Weigering van overlevering op basis van artikel 6a OLW en schorsing van gevangenhouding

Op 24 juli 2024 heeft de Rechtbank Amsterdam uitspraak gedaan in een zaak betreffende een Europees Aanhoudingsbevel (EAB) dat was uitgevaardigd door de Sąd Okręgowy w Łodzi in Polen. De zaak betreft de opgeëiste persoon, geboren in 1960, die wordt verdacht van deelname aan een criminele organisatie en illegale handel in verdovende middelen. De rechtbank heeft de overlevering geweigerd op grond van artikel 6a van de Overleveringswet (OLW), omdat de opgeëiste persoon ten minste vijf jaar ononderbroken rechtmatig in Nederland verblijft en er geen verwachting is dat hij zijn verblijfsrecht verliest door de opgelegde straf. De rechtbank heeft vastgesteld dat de feiten waarvoor de overlevering wordt verzocht, ook naar Nederlands recht strafbaar zijn en dat de opgelegde vrijheidsstraf niet de toepasselijke Nederlandse wettelijke strafmaxima overstijgt.

Daarnaast heeft de rechtbank de gevangenhouding van de opgeëiste persoon geschorst, omdat het vluchtgevaar als gering werd ingeschat. De rechtbank weegt hierbij het belang van de opgeëiste persoon om zijn pensioenrechten niet onevenredig te schaden, aangezien hij binnenkort met pensioen gaat en een knieoperatie moet ondergaan. De rechtbank heeft de tenuitvoerlegging van de in Polen opgelegde vrijheidsstraf in Nederland bevolen, maar de overlevering zelf geweigerd. De uitspraak is openbaar gedaan en er staat geen gewoon rechtsmiddel open tegen deze beslissing.

Uitspraak

RECHTBANK AMSTERDAM

INTERNATIONALE RECHTSHULPKAMER

Parketnummer: 13/160568-24
Datum uitspraak: 24 juli 2024
UITSPRAAK
op de vordering van 18 mei 2024 van de officier van justitie bij deze rechtbank tot het in behandeling nemen van een Europees aanhoudingsbevel (EAB). [1]
Dit EAB is uitgevaardigd op 10 april 2024 door
de Sąd Okręgowy w Łodzi, XVIII Wydział Karny [Circuit Court in Łodź, No. 18 Criminal Division], Polen (hierna: de uitvaardigende justitiële autoriteit) en strekt tot de aanhouding en overlevering van:
[opgeëiste persoon] ,
geboren in [geboorteplaats] (Polen) op [geboortedag] 1960,
ingeschreven in de Basisregistratie Personen op het adres:
[adres] ,
hierna ‘de opgeëiste persoon’.

1.Procesgang

De behandeling van het EAB heeft plaatsgevonden op de zitting van 10 juli 2024, in aanwezigheid van mr. W.H.R. Hogewind, officier van justitie. De opgeëiste persoon is verschenen en is bijgestaan door zijn raadsvrouw, mr. P.D.M. van Oers, advocaat te Roosendaal en door een tolk in de Poolse taal.
De rechtbank heeft de termijn waarbinnen zij op grond van de Overleveringswet (OLW) uitspraak moet doen over de verzochte overlevering met 30 dagen verlengd. [2]

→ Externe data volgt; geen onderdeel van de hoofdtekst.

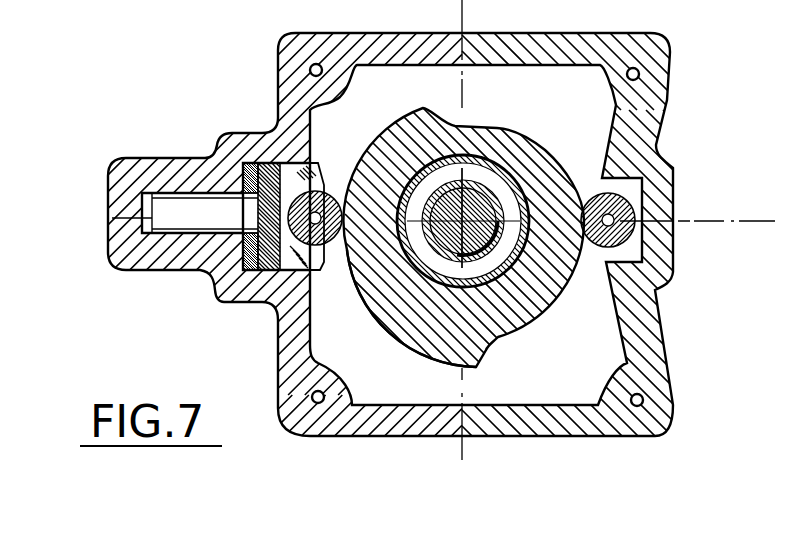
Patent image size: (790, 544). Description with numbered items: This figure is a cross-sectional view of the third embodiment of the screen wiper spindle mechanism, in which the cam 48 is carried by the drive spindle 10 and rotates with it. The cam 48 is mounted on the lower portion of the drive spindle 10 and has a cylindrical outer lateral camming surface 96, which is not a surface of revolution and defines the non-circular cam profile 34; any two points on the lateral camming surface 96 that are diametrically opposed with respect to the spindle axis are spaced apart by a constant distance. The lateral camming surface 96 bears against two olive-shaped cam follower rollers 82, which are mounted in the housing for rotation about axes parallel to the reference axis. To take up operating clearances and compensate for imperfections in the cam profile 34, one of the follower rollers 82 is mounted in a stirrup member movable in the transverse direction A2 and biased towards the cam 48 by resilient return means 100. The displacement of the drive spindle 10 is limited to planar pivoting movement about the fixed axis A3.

The drive spindle 10 is at (476, 200).
The cam profile 34 is at (538, 317).
The cam 48 is at (538, 168).
The cam follower rollers 82 is at (625, 200).
The lateral camming surface 96 is at (357, 292).
The resilient return means 100 is at (236, 270).
The transverse direction A2 is at (102, 218).
The fixed axis A3 is at (461, 22).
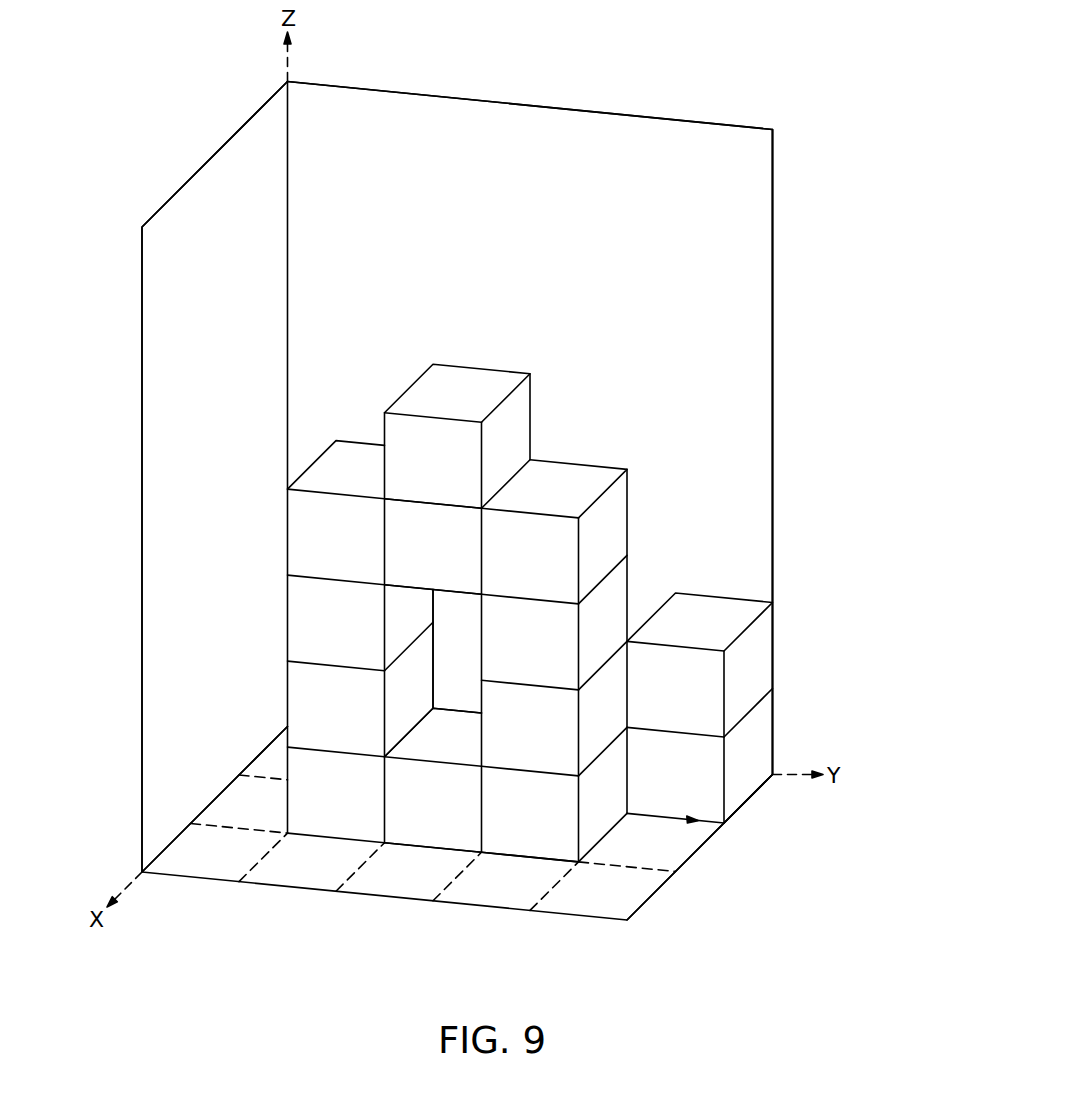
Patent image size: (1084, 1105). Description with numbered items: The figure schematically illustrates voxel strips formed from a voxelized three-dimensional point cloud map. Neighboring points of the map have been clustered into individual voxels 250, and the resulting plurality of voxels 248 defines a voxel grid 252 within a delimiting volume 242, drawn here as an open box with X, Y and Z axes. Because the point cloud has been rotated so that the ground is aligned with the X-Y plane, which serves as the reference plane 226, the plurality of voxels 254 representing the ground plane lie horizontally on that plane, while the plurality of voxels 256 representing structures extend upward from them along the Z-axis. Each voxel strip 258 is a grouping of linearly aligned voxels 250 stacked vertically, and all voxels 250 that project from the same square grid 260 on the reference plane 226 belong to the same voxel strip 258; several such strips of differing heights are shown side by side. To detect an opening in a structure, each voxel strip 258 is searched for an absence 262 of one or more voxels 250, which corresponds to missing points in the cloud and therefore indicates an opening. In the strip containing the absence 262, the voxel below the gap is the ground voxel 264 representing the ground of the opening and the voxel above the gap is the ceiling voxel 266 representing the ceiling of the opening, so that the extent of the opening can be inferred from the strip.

2.Identiteit van de opgeëiste persoon

Ter zitting heeft de opgeëiste persoon verklaard dat de bovenvermelde persoonsgegevens juist zijn en dat hij de Poolse nationaliteit heeft.

3.Grondslag en inhoud van het EAB

Het EAB vermeldt een
valid sentence composite judgement delivered by the Sąd Okręgowy w Łodzi [Circuit Court in Łodź] on 20 May 2022, valid and enforceable as of 17 November 2022(XVIII K 29/22).
De overlevering wordt verzocht ten behoeve van de tenuitvoerlegging van een vrijheidsstraf voor de duur van zeven jaar, door de opgeëiste persoon te ondergaan op het grondgebied van de uitvaardigende lidstaat. Van deze straf resteren volgens het EAB nog twee jaar en zeven maanden. De vrijheidsstraf is aan de opgeëiste persoon opgelegd bij het hiervoor genoemde samengestelde vonnis/arrest.
Dit vonnis betreft de feiten zoals die zijn omschreven in het EAB. [3]
3.1
Weigeringsgrond als bedoeld in artikel 12 OLW
Onderliggende vonnissen IV K 152/10 en XVIII K 11/14
Het samengestelde vonnis bestaat uit twee onderliggende vonnissen, die ook aan artikel 12 OLW moeten worden getoetst. Uit het EAB en de verklaring van de opgeëiste persoon op zitting volgt dat hij op sommige zittingsdagen aanwezig was bij de processen die hebben geleid tot de onderliggende vonnissen met nummers IV K 152/10 en XVIII K 11/14 en dat een door hem gemachtigd advocaat de verdediging heeft gevoerd op de zittingsdagen dat hij niet aanwezig was. Voor zover de opgeëiste persoon niet ter zitting aanwezig is geweest in de procedures die hebben geleid tot de voornoemde vonnissen, heeft de omstandigheid als bedoeld in artikel 12, sub b, OLW zich voorgedaan. De weigeringsgrond van 12 OLW is daarom niet van toepassing.
Samengesteld vonnis
Als het proces in twee opeenvolgende instanties heeft plaatsgevonden, namelijk een eerste aanleg gevolgd door een procedure in hoger beroep, dan is de laatste van die beslissingen relevant voor de beoordeling of is voldaan aan de vereisten van artikel 4 bis, eerste lid, Kaderbesluit 2002/584/JBZ en artikel 12 OLW, voor zover daartegen geen gewoon rechtsmiddel meer openstaat en daarom de zaak ten gronde definitief is afgedaan. [4]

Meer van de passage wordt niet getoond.